Sempre foi uma vontade dos grandes músicos de jazz a utilização de cordas. Desde o princípio, o que se convencionou chamar de “Música Clássica” foi uma referência para todos. Scott Joplin escreveu operetas e John Lewis, do Modern Quartet Jazz, chegou a conduzir a Sifônica de Stutgart. Até mesmo Ornette Coleman, em Third Man, gravou com cordas numa fusão Jazz/Clássico (falo de Ornette, porque ele foi o grande responsável pela conversão de Paolo D’Aprile ao Jazz – soube disso de fontes fidedignas, ou seja, do próprio Paolo).

E a Billie Holiday? Não foi ela a primeira do mundo do Jazz a registrar seu miado de gata celeste com cordas no LP Lady in Satin?

Apesar de algumas acusações puristas de que o Jazz com cordas foi uma heresia e tentativa de comercialização para as massas, a ideia das cordas não partiu de Norman Granz ou de outro produtor, mas, no caso em tela, do próprio BIRD – que sonhava com isso!

Interessante que tudo nessas gravações gira em torno do virtuosismo de Charlie Parker através de seu sax alto. Não há espaços para Jam, a não ser pontualmente no piano no papel de acompanhante. Toda a “coloratura” é produzida pelo BIRD. Não pôde ele contar com alguma frase inusitada de Dizzy Gillespie para se soltar e ir além ou mesmo de um Miles Davis para servir de trampolim para grandes voos: tudo para o Jazz ter de germinar entre as cordas veio exclusivamente do saxofone mágico do pássaro encantado da liberdade sonante: tudo veio de Bird!

Fora as cordas, minha música predileta de Charlie Parker é Star Eyes. Eu simplesmente amo! É como oxigenar o cérebro quando o músico entra abruptamente com o seu alto após a introdução sincopada do piano de Walter Bishop Jr, o baixo de Teddy Kotick e a bateria xamânica de Max Roach, e, claro, do trompete de Miles Davis. Graças também à gravadora Verve – aliás, Clef Records, também de Norman Granz, depois fundida à Verve, – que registrou essa preciosidade em 1955.

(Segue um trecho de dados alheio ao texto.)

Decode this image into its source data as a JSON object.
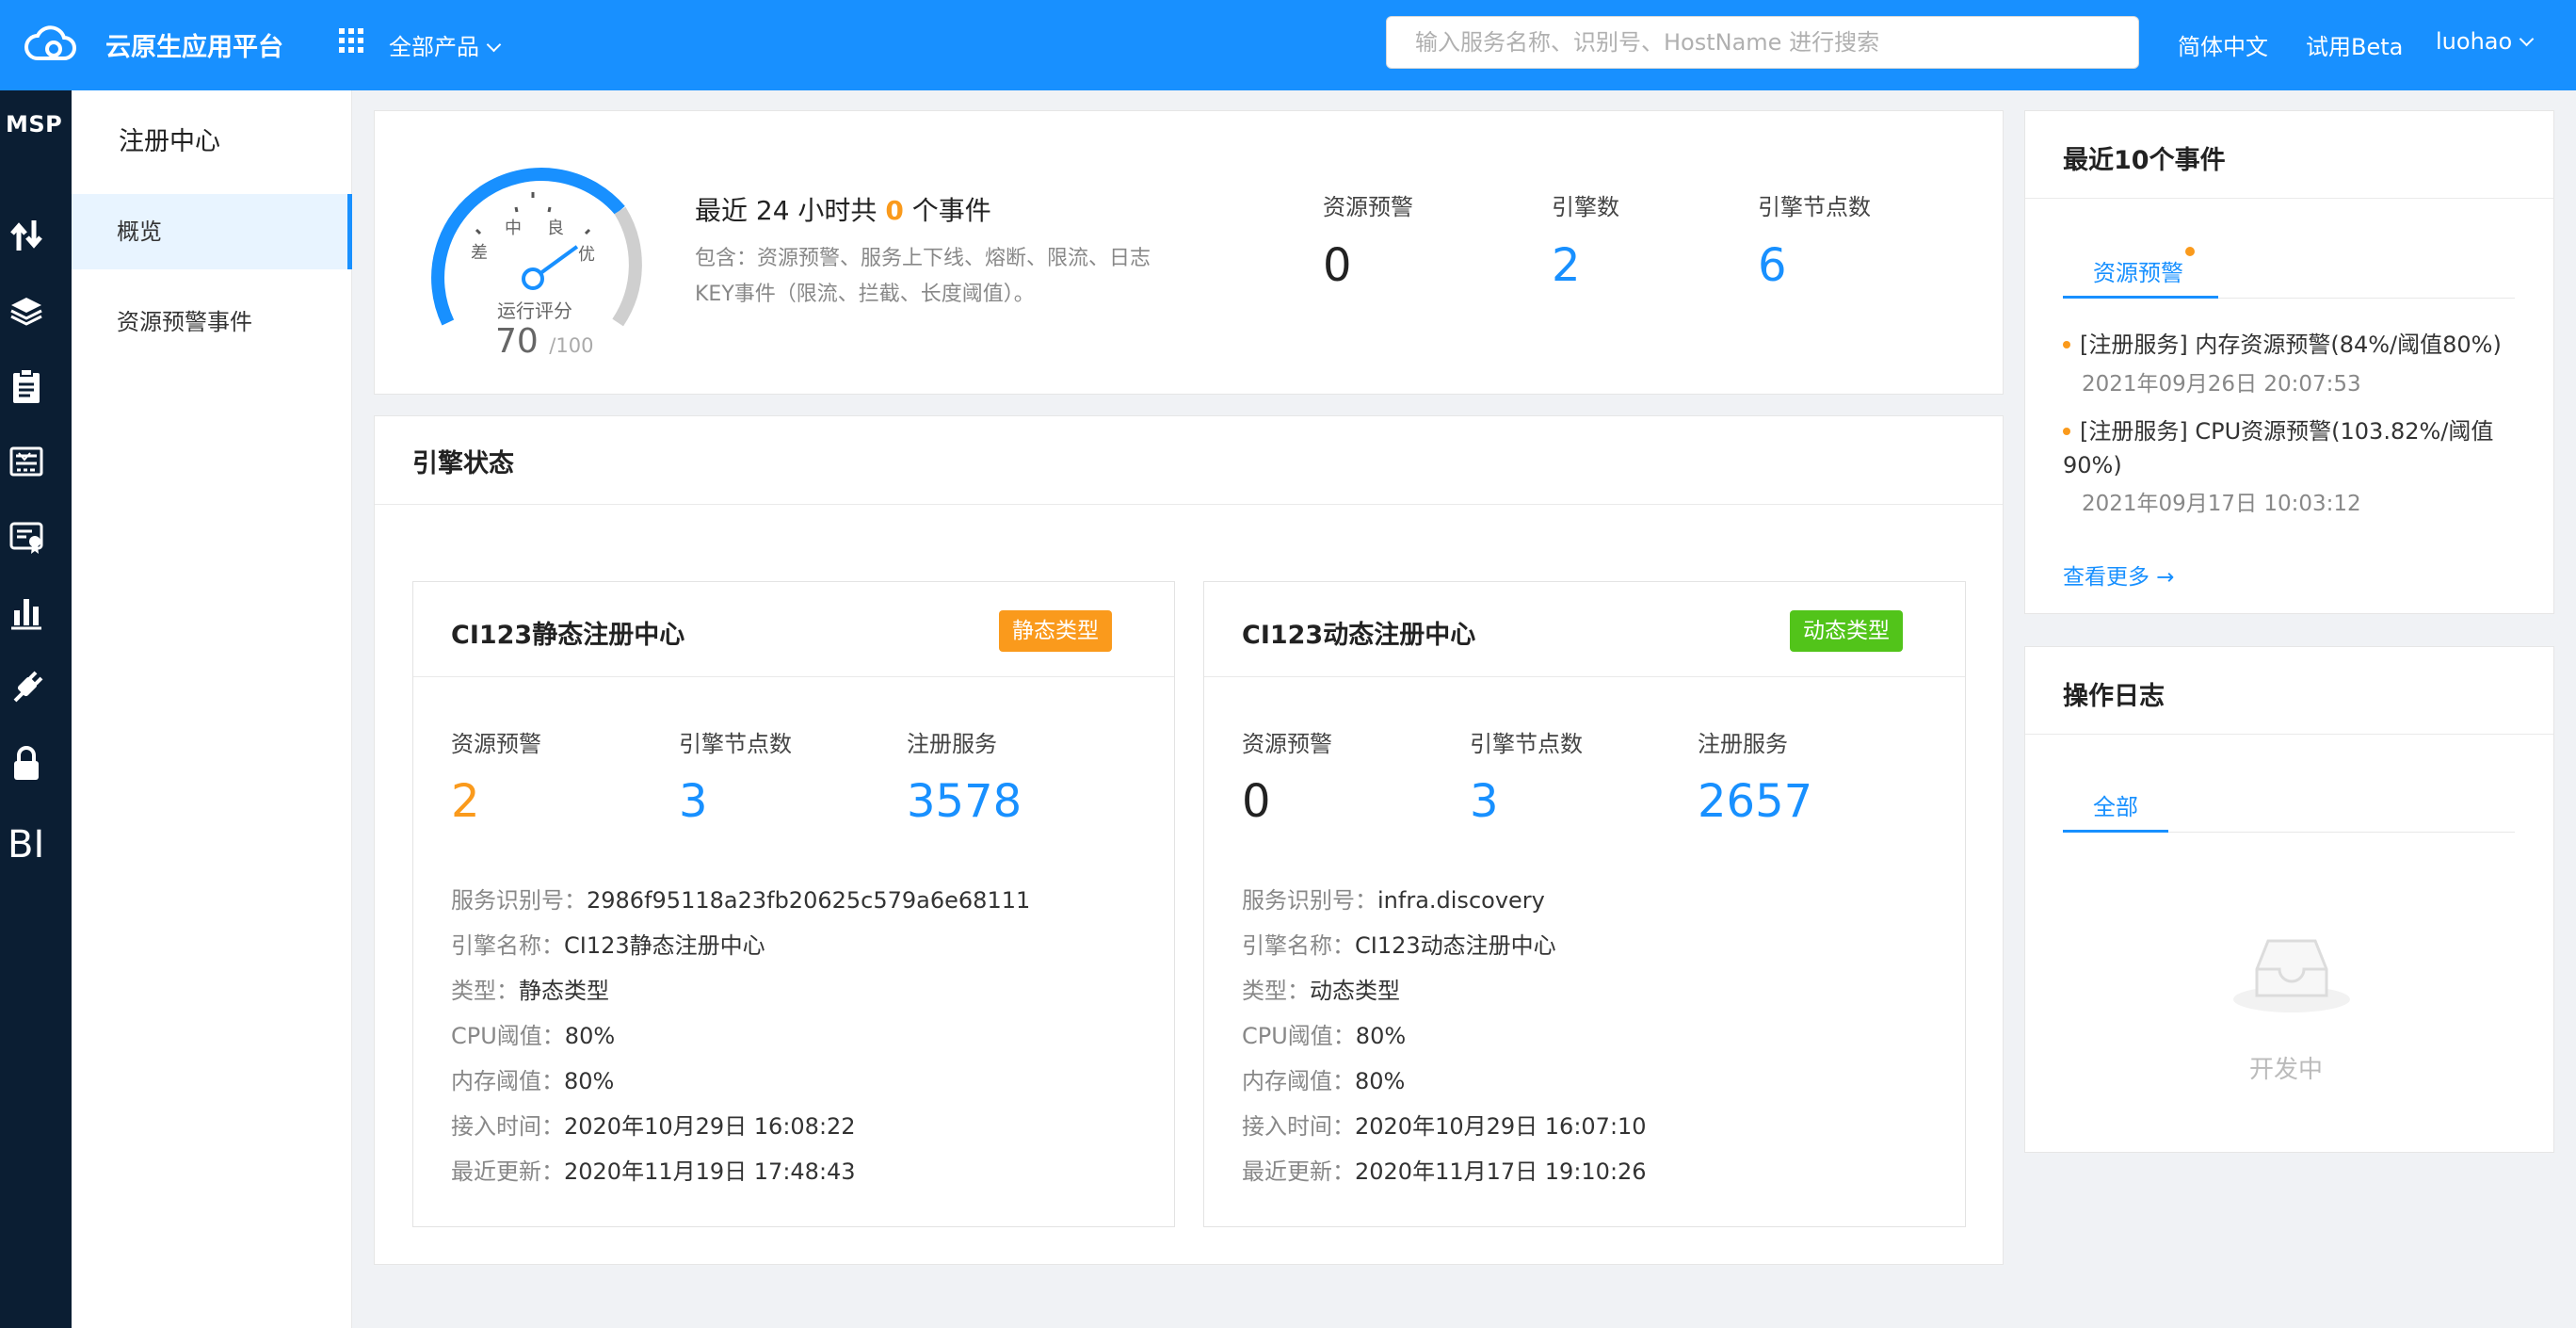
{
  "topbar": {
    "brand": "云原生应用平台",
    "products_label": "全部产品",
    "search_placeholder": "输入服务名称、识别号、HostName 进行搜索",
    "language": "简体中文",
    "beta": "试用Beta",
    "user": "luohao"
  },
  "rail": {
    "product": "MSP",
    "bi_label": "BI",
    "icons": [
      "transfer-icon",
      "layers-icon",
      "clipboard-icon",
      "monitor-icon",
      "certificate-icon",
      "bar-chart-icon",
      "plug-icon",
      "lock-icon"
    ]
  },
  "submenu": {
    "title": "注册中心",
    "items": [
      {
        "label": "概览",
        "active": true
      },
      {
        "label": "资源预警事件",
        "active": false
      }
    ]
  },
  "overview": {
    "gauge": {
      "labels": {
        "poor": "差",
        "medium": "中",
        "good": "良",
        "excellent": "优"
      },
      "caption": "运行评分",
      "score": "70",
      "max": "/100",
      "score_value": 70
    },
    "events_prefix": "最近 24 小时共",
    "events_count": "0",
    "events_suffix": "个事件",
    "events_desc": "包含：资源预警、服务上下线、熔断、限流、日志KEY事件（限流、拦截、长度阈值）。",
    "stats": [
      {
        "label": "资源预警",
        "value": "0"
      },
      {
        "label": "引擎数",
        "value": "2"
      },
      {
        "label": "引擎节点数",
        "value": "6"
      }
    ]
  },
  "engine_status": {
    "title": "引擎状态",
    "engines": [
      {
        "name": "CI123静态注册中心",
        "tag": "静态类型",
        "stats": [
          {
            "label": "资源预警",
            "value": "2"
          },
          {
            "label": "引擎节点数",
            "value": "3"
          },
          {
            "label": "注册服务",
            "value": "3578"
          }
        ],
        "details": [
          {
            "key": "服务识别号：",
            "value": "2986f95118a23fb20625c579a6e68111"
          },
          {
            "key": "引擎名称：",
            "value": "CI123静态注册中心"
          },
          {
            "key": "类型：",
            "value": "静态类型"
          },
          {
            "key": "CPU阈值：",
            "value": "80%"
          },
          {
            "key": "内存阈值：",
            "value": "80%"
          },
          {
            "key": "接入时间：",
            "value": "2020年10月29日 16:08:22"
          },
          {
            "key": "最近更新：",
            "value": "2020年11月19日 17:48:43"
          }
        ]
      },
      {
        "name": "CI123动态注册中心",
        "tag": "动态类型",
        "stats": [
          {
            "label": "资源预警",
            "value": "0"
          },
          {
            "label": "引擎节点数",
            "value": "3"
          },
          {
            "label": "注册服务",
            "value": "2657"
          }
        ],
        "details": [
          {
            "key": "服务识别号：",
            "value": "infra.discovery"
          },
          {
            "key": "引擎名称：",
            "value": "CI123动态注册中心"
          },
          {
            "key": "类型：",
            "value": "动态类型"
          },
          {
            "key": "CPU阈值：",
            "value": "80%"
          },
          {
            "key": "内存阈值：",
            "value": "80%"
          },
          {
            "key": "接入时间：",
            "value": "2020年10月29日 16:07:10"
          },
          {
            "key": "最近更新：",
            "value": "2020年11月17日 19:10:26"
          }
        ]
      }
    ]
  },
  "recent_events": {
    "title": "最近10个事件",
    "tab": "资源预警",
    "items": [
      {
        "text": "[注册服务] 内存资源预警(84%/阈值80%)",
        "time": "2021年09月26日 20:07:53"
      },
      {
        "text": "[注册服务] CPU资源预警(103.82%/阈值90%)",
        "time": "2021年09月17日 10:03:12"
      }
    ],
    "more": "查看更多 →"
  },
  "op_log": {
    "title": "操作日志",
    "tab": "全部",
    "empty": "开发中"
  },
  "colors": {
    "primary": "#1890ff",
    "warning": "#fa9a1c",
    "success": "#52c41a",
    "rail": "#0b1e33"
  }
}
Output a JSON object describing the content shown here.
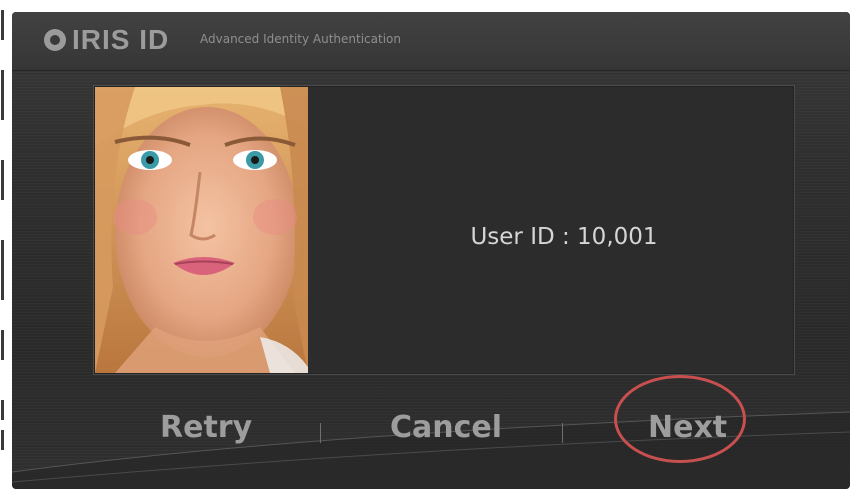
{
  "header": {
    "logo_text": "IRIS ID",
    "tagline": "Advanced Identity Authentication"
  },
  "main": {
    "photo_icon": "user-portrait",
    "user_id": "User ID : 10,001"
  },
  "buttons": {
    "retry": "Retry",
    "cancel": "Cancel",
    "next": "Next"
  },
  "colors": {
    "highlight": "#c7504f",
    "text_light": "#d6d6d6",
    "button_text": "#9d9d9d"
  }
}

Como é bom ouvir Star Eyes com o BIRD!

Charlie Parker é estratosférico e em seu fraseado ilimitado está uma esperança para a Humanidade. Por que se o ser humano pode tecer aquelas harmonias e ritmos – assim como Gaudí conseguiu projetar o Templo Expiatório da Sagrada Família como um símbolo da arquitetura modernista catalã – somos destinados à grandeza e não à perdição da mediocridade e da boçalidade!